‘Hard to Say’ Whether Rate Boost Needed, Bank of China’s Li Says

Mar 10, 2013 1:33 am ET

(See EXT8 <GO> for National People’s Congress coverage.)

March 10 (Bloomberg) -- China’s inflation may remain under control this year, making it difficult to predict whether the central bank will need to increase interest rates, Bank of China Ltd. President Li Lihui said.

The world’s second-largest economy is in “steady mode” and is rebounding, Li said in an interview in Beijing, where he’s attending the annual session of the National People’s Congress, the country’s legislature.

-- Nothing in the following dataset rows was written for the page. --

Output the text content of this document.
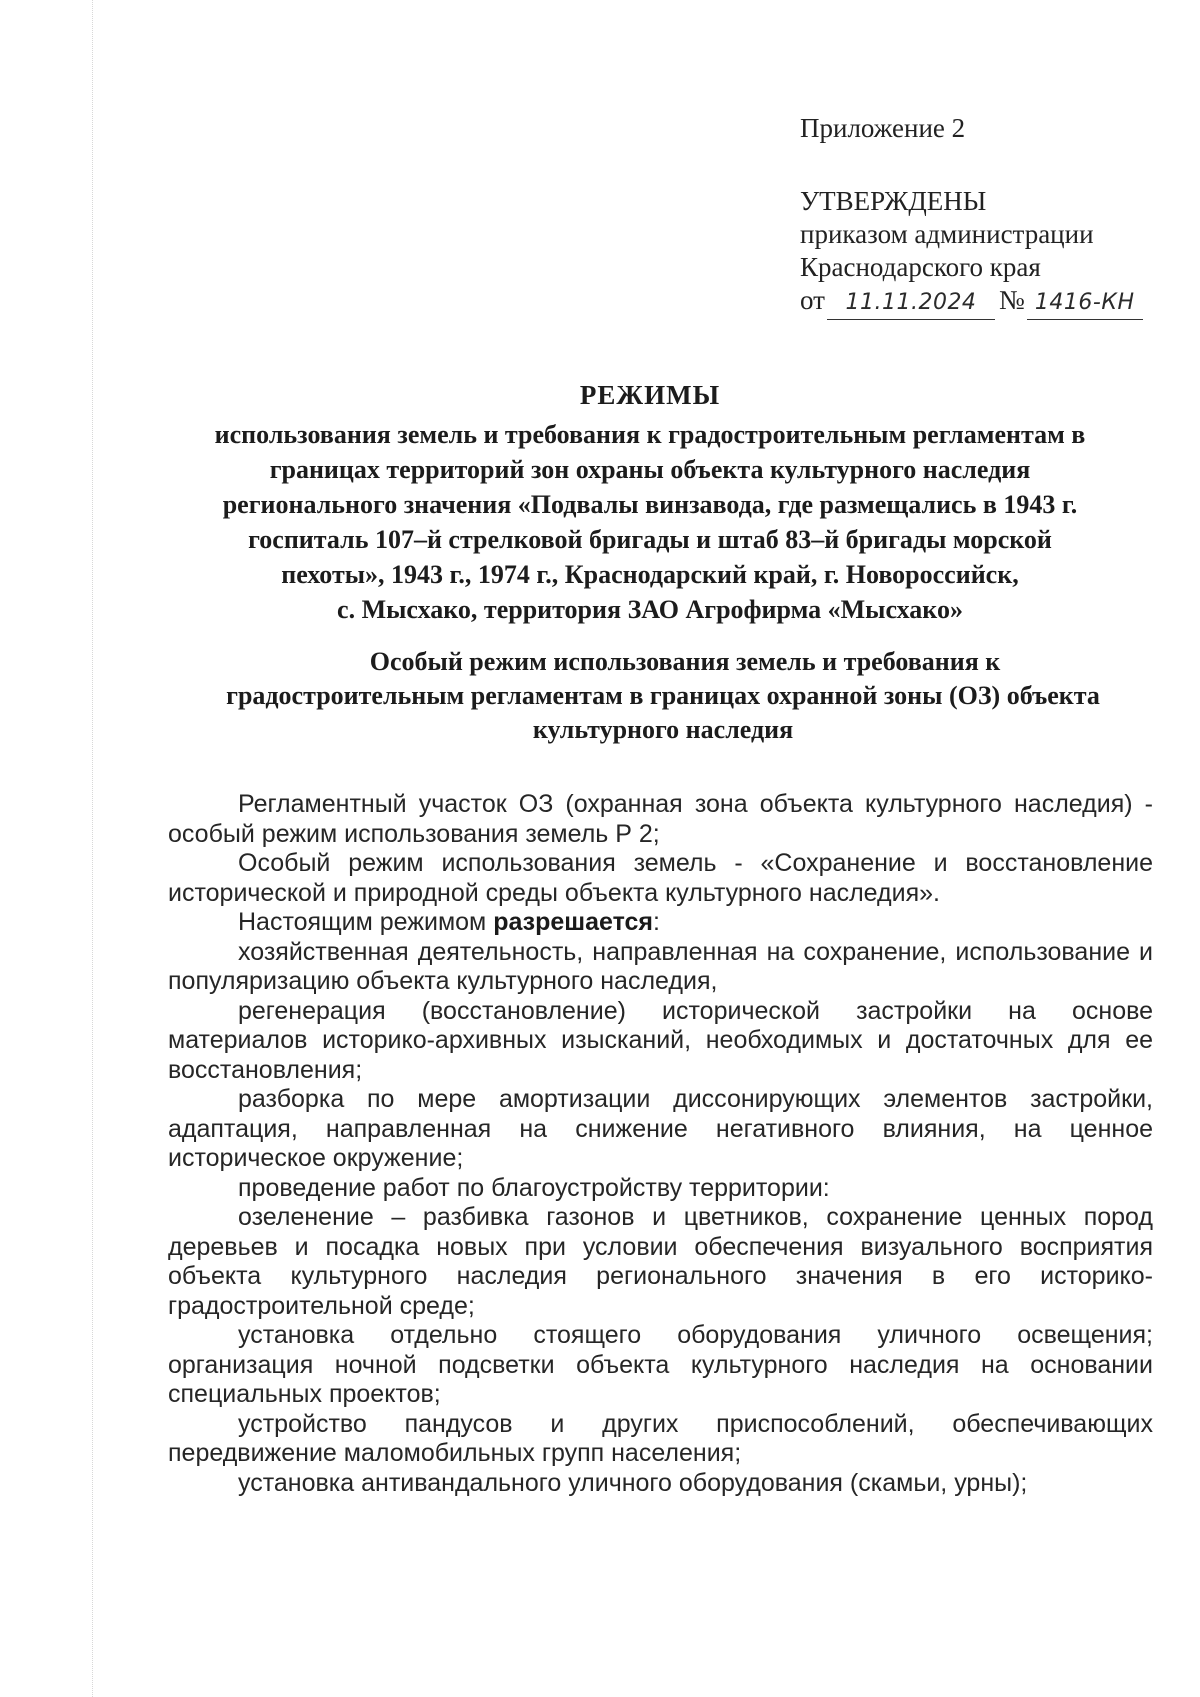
Приложение 2
УТВЕРЖДЕНЫ
приказом администрации
Краснодарского края
от 11.11.2024 № 1416-КН
РЕЖИМЫ
использования земель и требования к градостроительным регламентам в
границах территорий зон охраны объекта культурного наследия
регионального значения «Подвалы винзавода, где размещались в 1943 г.
госпиталь 107–й стрелковой бригады и штаб 83–й бригады морской
пехоты», 1943 г., 1974 г., Краснодарский край, г. Новороссийск,
с. Мысхако, территория ЗАО Агрофирма «Мысхако»
Особый режим использования земель и требования к
градостроительным регламентам в границах охранной зоны (ОЗ) объекта
культурного наследия

Регламентный участок ОЗ (охранная зона объекта культурного наследия) - особый режим использования земель Р 2;

Особый режим использования земель - «Сохранение и восстановление исторической и природной среды объекта культурного наследия».

Настоящим режимом разрешается:

хозяйственная деятельность, направленная на сохранение, использование и популяризацию объекта культурного наследия,

регенерация (восстановление) исторической застройки на основе материалов историко-архивных изысканий, необходимых и достаточных для ее восстановления;

разборка по мере амортизации диссонирующих элементов застройки, адаптация, направленная на снижение негативного влияния, на ценное историческое окружение;

проведение работ по благоустройству территории:

озеленение – разбивка газонов и цветников, сохранение ценных пород деревьев и посадка новых при условии обеспечения визуального восприятия объекта культурного наследия регионального значения в его историко-градостроительной среде;

установка отдельно стоящего оборудования уличного освещения; организация ночной подсветки объекта культурного наследия на основании специальных проектов;

устройство пандусов и других приспособлений, обеспечивающих передвижение маломобильных групп населения;

установка антивандального уличного оборудования (скамьи, урны);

Retail sales and industrial output had their weakest combined start to a year since the global recession in 2009, data published yesterday showed, adding to signs of a moderating rebound. A separate report showed inflation, distorted by a weeklong holiday, was the fastest in 10 months in February. The government is targeting economic growth of 7.5 percent, the same goal as last year, when actual expansion slowed to 7.8 percent, the lowest since 1999.

“CPI will still be controlled relatively well this year,” Li said. “Our projection is that it can be controlled at around 3 percent. Under this scenario, it’s hard to say at this point whether the central bank will need to raise interest rates.”

Loan growth in the country may be similar to last year, Li said.